How we cite our quotes: Citations follow this format: (Chapter.Paragraph)
Quote #4
In the ill-judged execution of the well-judged plan of the things the call seldom produces the comer, the man to love rarely coincides with the hour for loving. Nature does not often say 'See!' to her poor creature at a time when seeing can lead to happy doing; or reply 'Here!' to a body's cry of 'Where?' till the hide-and-seek has become an irksome outworn game. We may wonder whether at the acme and summit of the human progress these anachronisms will become corrected by a finer intuition, a closer interaction of the social machinery than that which now jolts us round and along; but such completeness is not to be prophesied, or even conceived as possible. (5.73)

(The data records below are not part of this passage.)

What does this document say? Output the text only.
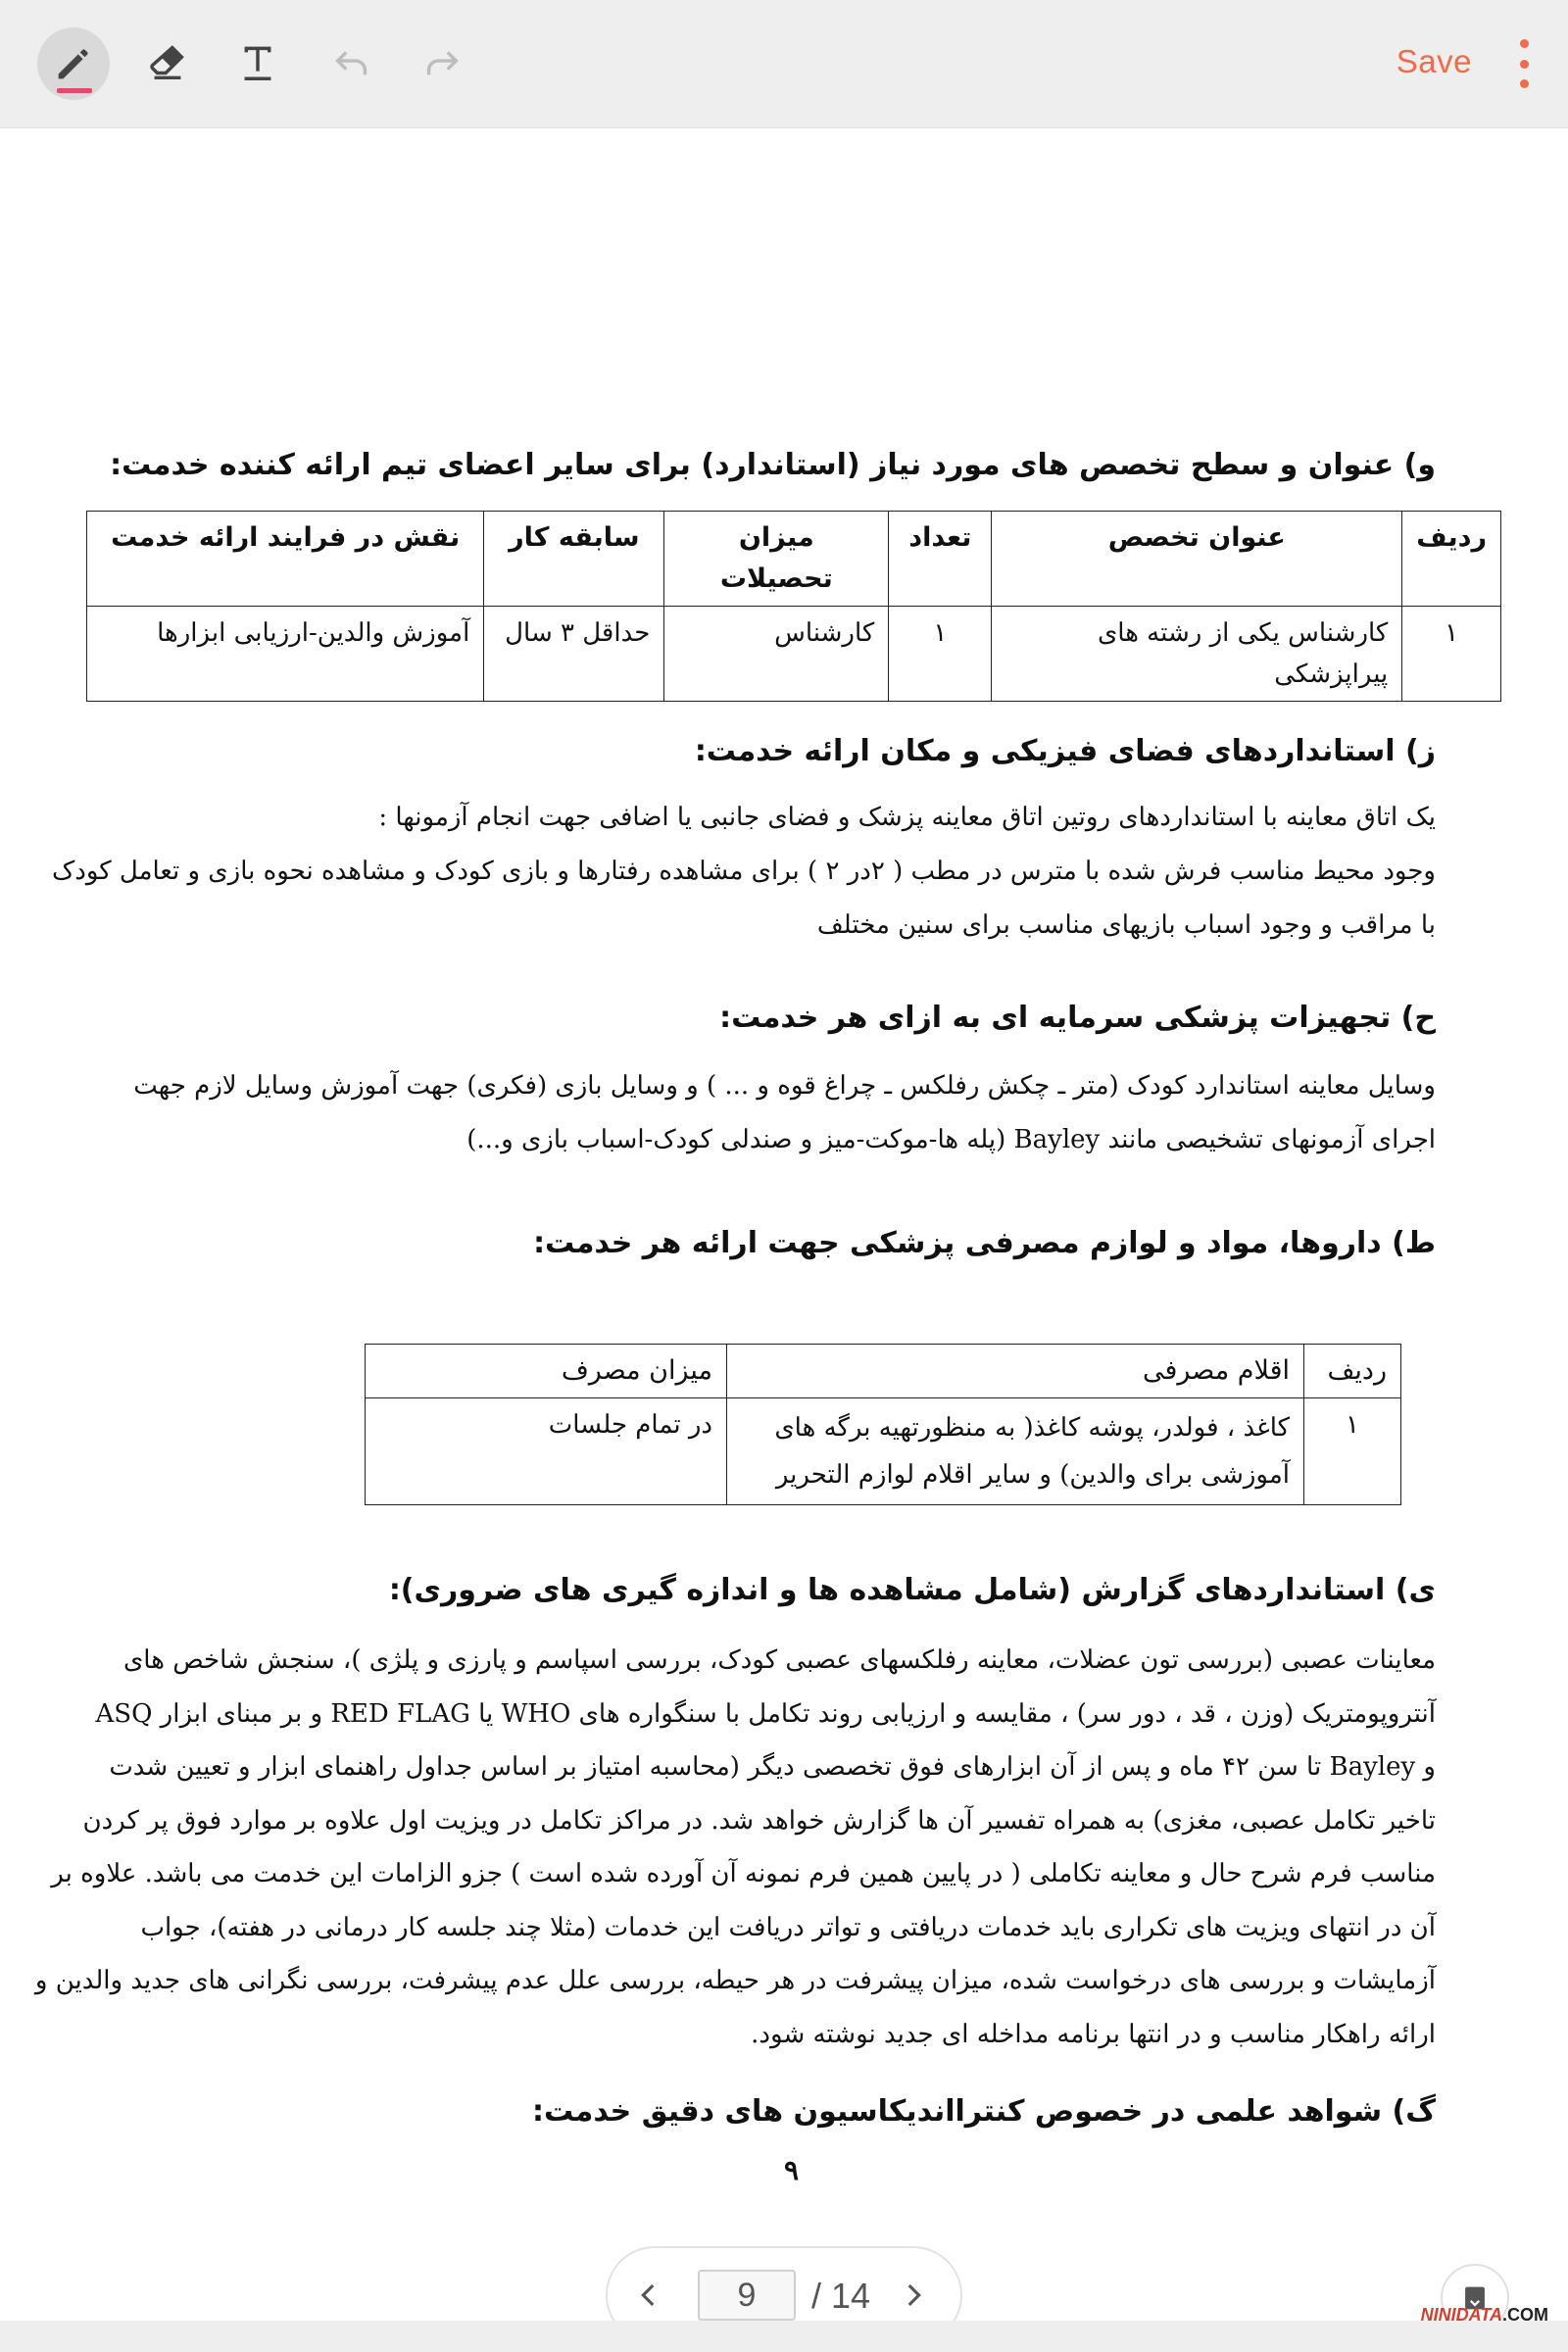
Save
و) عنوان و سطح تخصص های مورد نیاز (استاندارد) برای سایر اعضای تیم ارائه کننده خدمت:
ردیف	عنوان تخصص	تعداد	میزان تحصیلات	سابقه کار	نقش در فرایند ارائه خدمت
۱	کارشناس یکی از رشته های پیراپزشکی	۱	کارشناس	حداقل ۳ سال	آموزش والدین-ارزیابی ابزارها
ز) استانداردهای فضای فیزیکی و مکان ارائه خدمت:

یک اتاق معاینه با استانداردهای روتین اتاق معاینه پزشک و فضای جانبی یا اضافی جهت انجام آزمونها :

وجود محیط مناسب فرش شده با مترس در مطب ( ۲در ۲ ) برای مشاهده رفتارها و بازی کودک و مشاهده نحوه بازی و تعامل کودک

با مراقب و وجود اسباب بازیهای مناسب برای سنین مختلف

ح) تجهیزات پزشکی سرمایه ای به ازای هر خدمت:

وسایل معاینه استاندارد کودک (متر ـ چکش رفلکس ـ چراغ قوه و ... ) و وسایل بازی (فکری) جهت آموزش وسایل لازم جهت

اجرای آزمونهای تشخیصی مانند Bayley (پله ها-موکت-میز و صندلی کودک-اسباب بازی و...)

ط) داروها، مواد و لوازم مصرفی پزشکی جهت ارائه هر خدمت:
ردیف	اقلام مصرفی	میزان مصرف
۱	کاغذ ، فولدر، پوشه کاغذ( به منظورتهیه برگه های آموزشی برای والدین) و سایر اقلام لوازم التحریر	در تمام جلسات
ی) استانداردهای گزارش (شامل مشاهده ها و اندازه گیری های ضروری):

معاینات عصبی (بررسی تون عضلات، معاینه رفلکسهای عصبی کودک، بررسی اسپاسم و پارزی و پلژی )، سنجش شاخص های

آنتروپومتریک (وزن ، قد ، دور سر) ، مقایسه و ارزیابی روند تکامل با سنگواره های WHO یا RED FLAG و بر مبنای ابزار ASQ

و Bayley تا سن ۴۲ ماه و پس از آن ابزارهای فوق تخصصی دیگر (محاسبه امتیاز بر اساس جداول راهنمای ابزار و تعیین شدت

تاخیر تکامل عصبی، مغزی) به همراه تفسیر آن ها گزارش خواهد شد. در مراکز تکامل در ویزیت اول علاوه بر موارد فوق پر کردن

مناسب فرم شرح حال و معاینه تکاملی ( در پایین همین فرم نمونه آن آورده شده است ) جزو الزامات این خدمت می باشد. علاوه بر

آن در انتهای ویزیت های تکراری باید خدمات دریافتی و تواتر دریافت این خدمات (مثلا چند جلسه کار درمانی در هفته)، جواب

آزمایشات و بررسی های درخواست شده، میزان پیشرفت در هر حیطه، بررسی علل عدم پیشرفت، بررسی نگرانی های جدید والدین و

ارائه راهکار مناسب و در انتها برنامه مداخله ای جدید نوشته شود.

گ) شواهد علمی در خصوص کنترااندیکاسیون های دقیق خدمت:
۹
9	/ 14	NINIDATA.COM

The narrator laments that Tess should fall into Alec's path rather than connect with Angel, and blames the tragedy on Fate with a capital F. Life is full of missed connections, and reality is always just out of sync with the ideal. The narrator does hint at a possible future in which humans progress or evolve into a state in which we're able to make reality closer to the ideal, but then he backs away from that possibility. Kind of a bummer.
Quote #5
She philosophically noted dates as they came past in the revolution of the year; the disastrous night of her life at Trantridge with its dark background of The Chase; also the dates of the baby's birth and death; also her own birthday; and every other day individualized by incidents in which she had taken some share. She suddenly thought one afternoon, when looking in the glass at her fairness, that there was yet another date, of greater importance to her than those; that of her own death, when all these charms would have disappeared; a day which lay sly and unseen among all the other days of the year, giving no sign or sound when she annually passed over it; but not the less surely there. (15.4)

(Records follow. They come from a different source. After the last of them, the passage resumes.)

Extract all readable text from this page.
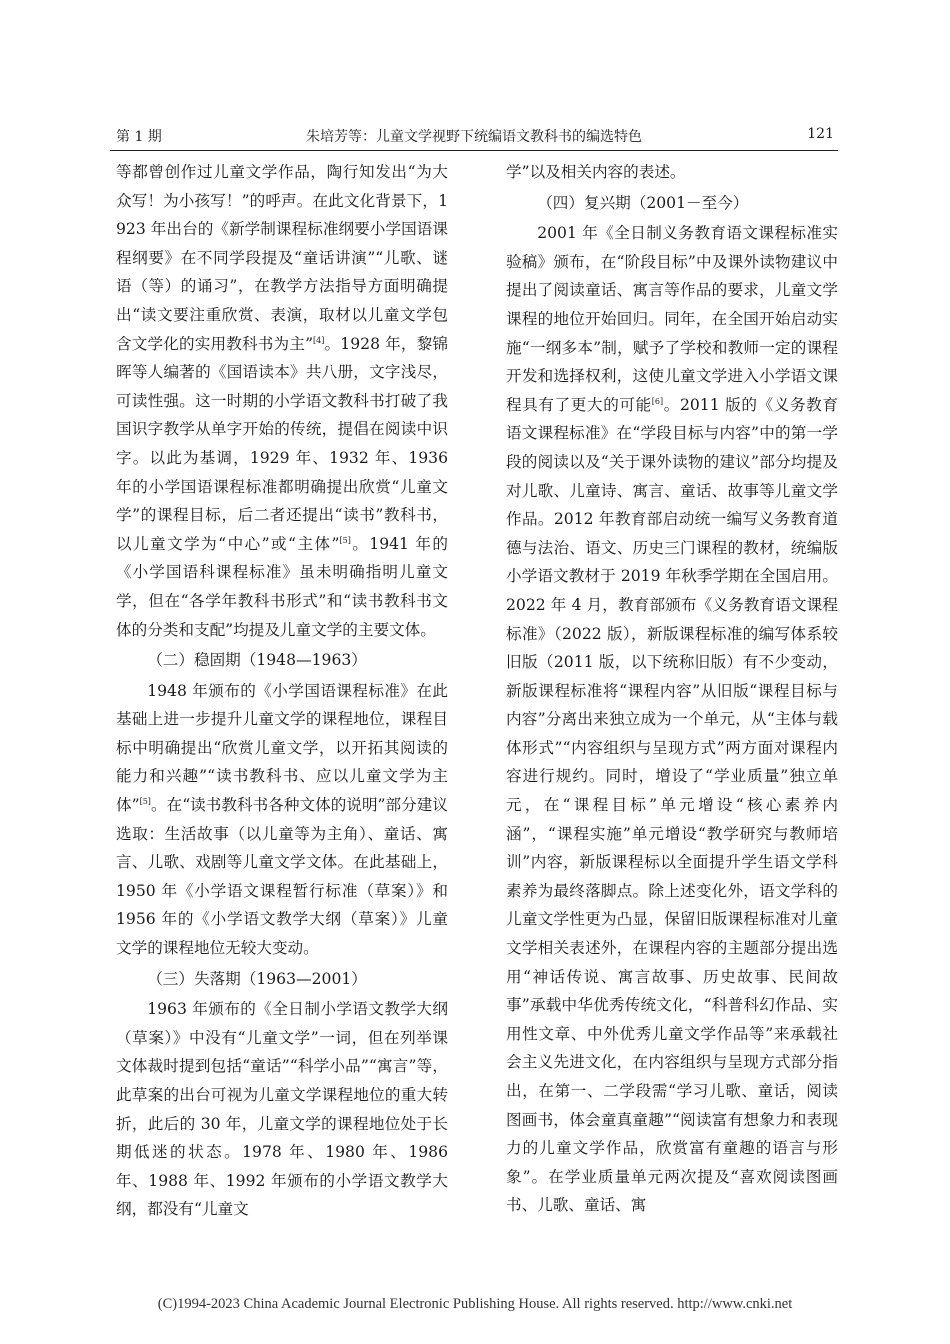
第 1 期	朱培芳等：儿童文学视野下统编语文教科书的编选特色	121

等都曾创作过儿童文学作品，陶行知发出“为大众写！为小孩写！”的呼声。在此文化背景下，1923 年出台的《新学制课程标准纲要小学国语课程纲要》在不同学段提及“童话讲演”“儿歌、谜语（等）的诵习”，在教学方法指导方面明确提出“读文要注重欣赏、表演，取材以儿童文学包含文学化的实用教科书为主”[4]。1928 年，黎锦晖等人编著的《国语读本》共八册，文字浅尽，可读性强。这一时期的小学语文教科书打破了我国识字教学从单字开始的传统，提倡在阅读中识字。以此为基调，1929 年、1932 年、1936 年的小学国语课程标准都明确提出欣赏“儿童文学”的课程目标，后二者还提出“读书”教科书，以儿童文学为“中心”或“主体”[5]。1941 年的《小学国语科课程标准》虽未明确指明儿童文学，但在“各学年教科书形式”和“读书教科书文体的分类和支配”均提及儿童文学的主要文体。

（二）稳固期（1948—1963）

1948 年颁布的《小学国语课程标准》在此基础上进一步提升儿童文学的课程地位，课程目标中明确提出“欣赏儿童文学，以开拓其阅读的能力和兴趣”“读书教科书、应以儿童文学为主体”[5]。在“读书教科书各种文体的说明”部分建议选取：生活故事（以儿童等为主角）、童话、寓言、儿歌、戏剧等儿童文学文体。在此基础上，1950 年《小学语文课程暂行标准（草案）》和 1956 年的《小学语文教学大纲（草案）》儿童文学的课程地位无较大变动。

（三）失落期（1963—2001）

1963 年颁布的《全日制小学语文教学大纲（草案）》中没有“儿童文学”一词，但在列举课文体裁时提到包括“童话”“科学小品”“寓言”等，此草案的出台可视为儿童文学课程地位的重大转折，此后的 30 年，儿童文学的课程地位处于长期低迷的状态。1978 年、1980 年、1986 年、1988 年、1992 年颁布的小学语文教学大纲，都没有“儿童文

学”以及相关内容的表述。

（四）复兴期（2001－至今）

2001 年《全日制义务教育语文课程标准实验稿》颁布，在“阶段目标”中及课外读物建议中提出了阅读童话、寓言等作品的要求，儿童文学课程的地位开始回归。同年，在全国开始启动实施“一纲多本”制，赋予了学校和教师一定的课程开发和选择权利，这使儿童文学进入小学语文课程具有了更大的可能[6]。2011 版的《义务教育语文课程标准》在“学段目标与内容”中的第一学段的阅读以及“关于课外读物的建议”部分均提及对儿歌、儿童诗、寓言、童话、故事等儿童文学作品。2012 年教育部启动统一编写义务教育道德与法治、语文、历史三门课程的教材，统编版小学语文教材于 2019 年秋季学期在全国启用。2022 年 4 月，教育部颁布《义务教育语文课程标准》（2022 版），新版课程标准的编写体系较旧版（2011 版，以下统称旧版）有不少变动，新版课程标准将“课程内容”从旧版“课程目标与内容”分离出来独立成为一个单元，从“主体与载体形式”“内容组织与呈现方式”两方面对课程内容进行规约。同时，增设了“学业质量”独立单元，在“课程目标”单元增设“核心素养内涵”，“课程实施”单元增设“教学研究与教师培训”内容，新版课程标以全面提升学生语文学科素养为最终落脚点。除上述变化外，语文学科的儿童文学性更为凸显，保留旧版课程标准对儿童文学相关表述外，在课程内容的主题部分提出选用“神话传说、寓言故事、历史故事、民间故事”承载中华优秀传统文化，“科普科幻作品、实用性文章、中外优秀儿童文学作品等”来承载社会主义先进文化，在内容组织与呈现方式部分指出，在第一、二学段需“学习儿歌、童话，阅读图画书，体会童真童趣”“阅读富有想象力和表现力的儿童文学作品，欣赏富有童趣的语言与形象”。在学业质量单元两次提及“喜欢阅读图画书、儿歌、童话、寓

(C)1994-2023 China Academic Journal Electronic Publishing House. All rights reserved. http://www.cnki.net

After Tess's baby dies, she becomes obsessed with marking the passage of time. But if you stop to think about it, we all do this – we count off birthdays, and presidents' birthdays, and random holidays like Labor Day and Administrative Assistants' Day, and Mother's Day, besides all of the religious holidays. Every second of every day is accounted for and named, according to our system of time-keeping. But in Tess's world, they keep time somewhat less precisely – not a lot of stop watches or second hands to mark time down to the smallest increments. And in the midst of counting off the days of the year that are particularly important to her, she begins to wonder about what day she will eventually die. Kind of a morbid thought for a young person to have, but it's an interesting question – we're all going to die one day, and the question that bothers Tess isn't the "how" or even the "how soon?" but "on what day?"
Quote #6
On a thyme-scented, bird-singing morning in May, between two and three years after the return from Trantridge – two silent reconstructive years for Tess Durbeyfield – she left her home for second time. (16.1)
There's a possible pun here – did you spot it? For a novel that's so obsessed with the passage of time, and being in sync, or out of sync with the passage of time, the homonym "thyme" at the opening of this chapter didn't occur by accident. Hardy could have used lavender, or rosemary, or any number of other summer herbs.